Confectioner Flower & White enhances its plastic-free packaging lines

By Anthony Myers

- Last updated on GMT

Confectioner Flower & White enhances its plastic-free packaging lines

Related tags Plastic Environment

UK confectioner run by husband-and-wife team Brian and Leanne Crowther, who claim to have beaten Mars and Nestlé to become the first company in the sector to move into plastic-free packaging, is furthering its environmental commitment.

In time for Clean Up The World weekend later this month the company is relaunching its successful Meringue Bars’ range in paper sleeves to improve sustainability and reduce energy at its 13,000 sq ft premises in Shropshire.
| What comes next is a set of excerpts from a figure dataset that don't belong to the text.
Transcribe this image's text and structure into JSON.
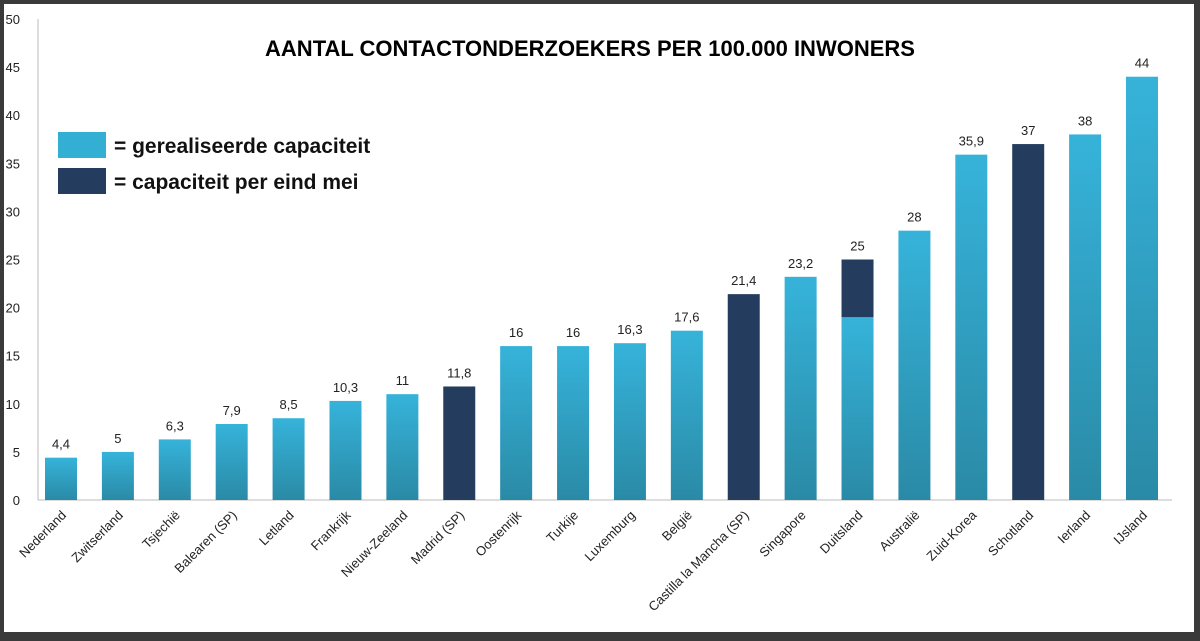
{
  "chart_data": {
    "type": "bar",
    "stacked": true,
    "title": "AANTAL CONTACTONDERZOEKERS PER 100.000 INWONERS",
    "xlabel": "",
    "ylabel": "",
    "ylim": [
      0,
      50
    ],
    "yticks": [
      0,
      5,
      10,
      15,
      20,
      25,
      30,
      35,
      40,
      45,
      50
    ],
    "grid": false,
    "legend_position": "top-left",
    "categories": [
      "Nederland",
      "Zwitserland",
      "Tsjechië",
      "Balearen (SP)",
      "Letland",
      "Frankrijk",
      "Nieuw-Zeeland",
      "Madrid (SP)",
      "Oostenrijk",
      "Turkije",
      "Luxemburg",
      "België",
      "Castilla la Mancha (SP)",
      "Singapore",
      "Duitsland",
      "Australië",
      "Zuid-Korea",
      "Schotland",
      "Ierland",
      "IJsland"
    ],
    "series": [
      {
        "name": "= gerealiseerde capaciteit",
        "color": "#34afd4",
        "values": [
          4.4,
          5,
          6.3,
          7.9,
          8.5,
          10.3,
          11,
          0,
          16,
          16,
          16.3,
          17.6,
          0,
          23.2,
          19,
          28,
          35.9,
          0,
          38,
          44
        ]
      },
      {
        "name": "= capaciteit per eind mei",
        "color": "#243d5e",
        "values": [
          0,
          0,
          0,
          0,
          0,
          0,
          0,
          11.8,
          0,
          0,
          0,
          0,
          21.4,
          0,
          6,
          0,
          0,
          37,
          0,
          0
        ]
      }
    ],
    "data_labels": [
      "4,4",
      "5",
      "6,3",
      "7,9",
      "8,5",
      "10,3",
      "11",
      "11,8",
      "16",
      "16",
      "16,3",
      "17,6",
      "21,4",
      "23,2",
      "25",
      "28",
      "35,9",
      "37",
      "38",
      "44"
    ]
  }
}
Flower & White sells its gourmet treats in outlets from Selfridges to QVC, as well as overseas to America, Canada, Germany and Australia.

Leanne said customers were looking to make better choices in the wake of more awareness about the lasting effects of plastic.

This isn’t about riding on the bandwagon, this is about trying to move our sector forward so it can win the war on plastic​,” she said. “We know consumers are rightly concerned and it’s up to manufacturers like us to do something about it​.

We are proud to be the first company in the sector to adopt this new paper packaging but this is just the start, not the end, of our efforts​.”

Supply chain

Other measures include the purchase of low-energy equipment, LED lighting, improvements in the supply chain to reduce frequency of orders and a partnership with Aston University to streamline processes and enhance productivity.

Co-founder Brian said bigger premises, a strong order book and a commitment to new product development meant the future looked bright.

The new bite-sized Swiss-baked meringues are covered in Barry Callebaut Belgian chocolate as well as an array of gourmet toppings. Handcrafted using natural flavor and colors, they are gluten-free, low-fat and suitable for vegetarians. Each portion is under 100 calories.

I remember the days when we had four people in a garden shed separating eggs by hand​,” he said. “Now we’re using around 200,000 eggs a week and have the capacity to produce one million meringues each day​.”